Amputee athlete runs 104 marathons in 104 days
Jacky Hunt-Broersma, an amputee athlete, recently completed 104 marathons in as many days, which will likely be a Guinness World Record once the company confirms it.
Why it matters: This was more than a record attempt. Hunt-Broersma's feat raised $192,000 for Amputee Blade Runners, a charity that provides running blades for amputees, which aren't covered by many insurance companies. $104,000 came from RXBAR.
- Hunt-Broersma's original goal was 102 marathons in 102 days, but she added two more at the end for good measure, finishing on Saturday, April 30. "I've got to end April on a marathon, right?" she told me.
- She ran mostly on a loop course near her home in Gilbert, Arizona, and a handful of times on a treadmill. She also entered two official races: The Boston Marathon and The Lost Dutchman Marathon.
- All in all, the South Africa native — who lost her leg in 2001 to a rare cancer — covered 2,724.8 miles, roughly the equivalent of running from New York to Los Angeles.
Interview: Axios' Kendall Baker spoke with the real-life Forrest Gump. Some highlights from our conversation...

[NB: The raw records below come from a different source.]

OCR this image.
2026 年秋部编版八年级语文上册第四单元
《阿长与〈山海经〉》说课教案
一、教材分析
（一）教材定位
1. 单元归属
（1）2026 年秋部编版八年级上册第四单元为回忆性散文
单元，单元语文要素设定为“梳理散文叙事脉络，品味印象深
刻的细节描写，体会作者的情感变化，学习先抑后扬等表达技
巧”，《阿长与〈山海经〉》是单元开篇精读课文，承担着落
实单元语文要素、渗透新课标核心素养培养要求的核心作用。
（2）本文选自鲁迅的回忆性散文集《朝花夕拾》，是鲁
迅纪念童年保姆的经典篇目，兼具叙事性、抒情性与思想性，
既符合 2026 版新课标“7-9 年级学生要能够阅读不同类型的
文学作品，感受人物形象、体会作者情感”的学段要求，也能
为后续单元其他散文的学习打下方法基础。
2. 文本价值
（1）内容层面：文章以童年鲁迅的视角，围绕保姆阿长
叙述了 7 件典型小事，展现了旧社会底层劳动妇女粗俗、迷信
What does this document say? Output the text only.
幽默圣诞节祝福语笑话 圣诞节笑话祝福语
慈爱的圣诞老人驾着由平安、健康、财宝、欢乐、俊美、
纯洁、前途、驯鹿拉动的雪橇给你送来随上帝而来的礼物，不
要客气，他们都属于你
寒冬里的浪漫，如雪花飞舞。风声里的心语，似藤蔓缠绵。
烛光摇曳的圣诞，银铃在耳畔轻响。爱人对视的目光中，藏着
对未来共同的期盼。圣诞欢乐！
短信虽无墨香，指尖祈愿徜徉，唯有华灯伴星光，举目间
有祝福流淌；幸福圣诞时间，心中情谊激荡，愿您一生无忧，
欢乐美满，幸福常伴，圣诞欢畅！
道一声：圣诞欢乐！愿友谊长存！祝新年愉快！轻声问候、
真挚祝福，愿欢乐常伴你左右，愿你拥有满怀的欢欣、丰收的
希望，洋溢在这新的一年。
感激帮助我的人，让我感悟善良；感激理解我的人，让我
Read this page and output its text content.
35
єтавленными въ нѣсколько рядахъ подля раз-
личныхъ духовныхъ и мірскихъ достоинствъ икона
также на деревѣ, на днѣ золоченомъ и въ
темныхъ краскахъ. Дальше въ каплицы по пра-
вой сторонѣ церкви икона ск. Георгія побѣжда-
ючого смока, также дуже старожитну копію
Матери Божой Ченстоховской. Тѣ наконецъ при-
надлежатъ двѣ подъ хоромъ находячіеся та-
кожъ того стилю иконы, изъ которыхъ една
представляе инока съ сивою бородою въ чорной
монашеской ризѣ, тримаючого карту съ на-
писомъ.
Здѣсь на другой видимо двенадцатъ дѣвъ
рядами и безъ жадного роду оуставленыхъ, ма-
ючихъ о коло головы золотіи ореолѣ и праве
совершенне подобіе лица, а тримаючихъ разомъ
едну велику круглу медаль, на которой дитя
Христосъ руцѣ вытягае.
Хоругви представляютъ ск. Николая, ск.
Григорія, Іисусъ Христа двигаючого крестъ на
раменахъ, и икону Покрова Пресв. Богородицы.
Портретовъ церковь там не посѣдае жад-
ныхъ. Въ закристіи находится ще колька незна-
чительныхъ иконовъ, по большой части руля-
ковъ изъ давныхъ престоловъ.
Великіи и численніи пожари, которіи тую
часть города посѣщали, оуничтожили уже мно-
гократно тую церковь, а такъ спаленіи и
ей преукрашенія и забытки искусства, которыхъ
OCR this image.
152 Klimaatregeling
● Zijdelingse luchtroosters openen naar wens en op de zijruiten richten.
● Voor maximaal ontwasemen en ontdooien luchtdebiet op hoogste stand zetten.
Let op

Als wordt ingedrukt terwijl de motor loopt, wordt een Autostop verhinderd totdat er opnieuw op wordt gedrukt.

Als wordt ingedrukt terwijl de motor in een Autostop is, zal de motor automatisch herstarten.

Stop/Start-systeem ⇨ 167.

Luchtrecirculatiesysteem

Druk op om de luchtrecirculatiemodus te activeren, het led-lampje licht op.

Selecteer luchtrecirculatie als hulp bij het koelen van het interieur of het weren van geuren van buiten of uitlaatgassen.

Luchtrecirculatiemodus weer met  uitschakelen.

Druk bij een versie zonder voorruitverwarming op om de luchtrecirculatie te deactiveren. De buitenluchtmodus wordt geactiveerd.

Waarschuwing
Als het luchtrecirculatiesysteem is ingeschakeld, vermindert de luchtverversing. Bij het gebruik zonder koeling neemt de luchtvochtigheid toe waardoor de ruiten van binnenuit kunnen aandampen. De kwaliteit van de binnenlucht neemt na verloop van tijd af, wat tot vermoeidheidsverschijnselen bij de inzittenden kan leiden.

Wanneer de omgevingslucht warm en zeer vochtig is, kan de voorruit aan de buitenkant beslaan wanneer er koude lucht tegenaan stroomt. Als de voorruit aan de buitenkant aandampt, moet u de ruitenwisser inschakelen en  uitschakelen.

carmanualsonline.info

- Hardest part? "It was more mental than physical. Just getting up every morning knowing you have to do another marathon — the same movement, the same route — that part was really hard."
- Biggest surprise? "I was really worried that I would do damage to my stump, but it's held up amazingly well. I've had swelling and it's been sore, but I was able to keep going."
- Why Amputee Blade Runners? "Running changed my life. It made such a big difference mentally, and it really helps you accept yourself as an amputee. A lot of amputees suffer from depression, and I feel running changed that for me, so I wanted to pay that forward."
- Guinness World Record process: "You have to submit all your GPS files, a whole bunch of photos and witness statements. It's super official, and I'm glad they do it that way."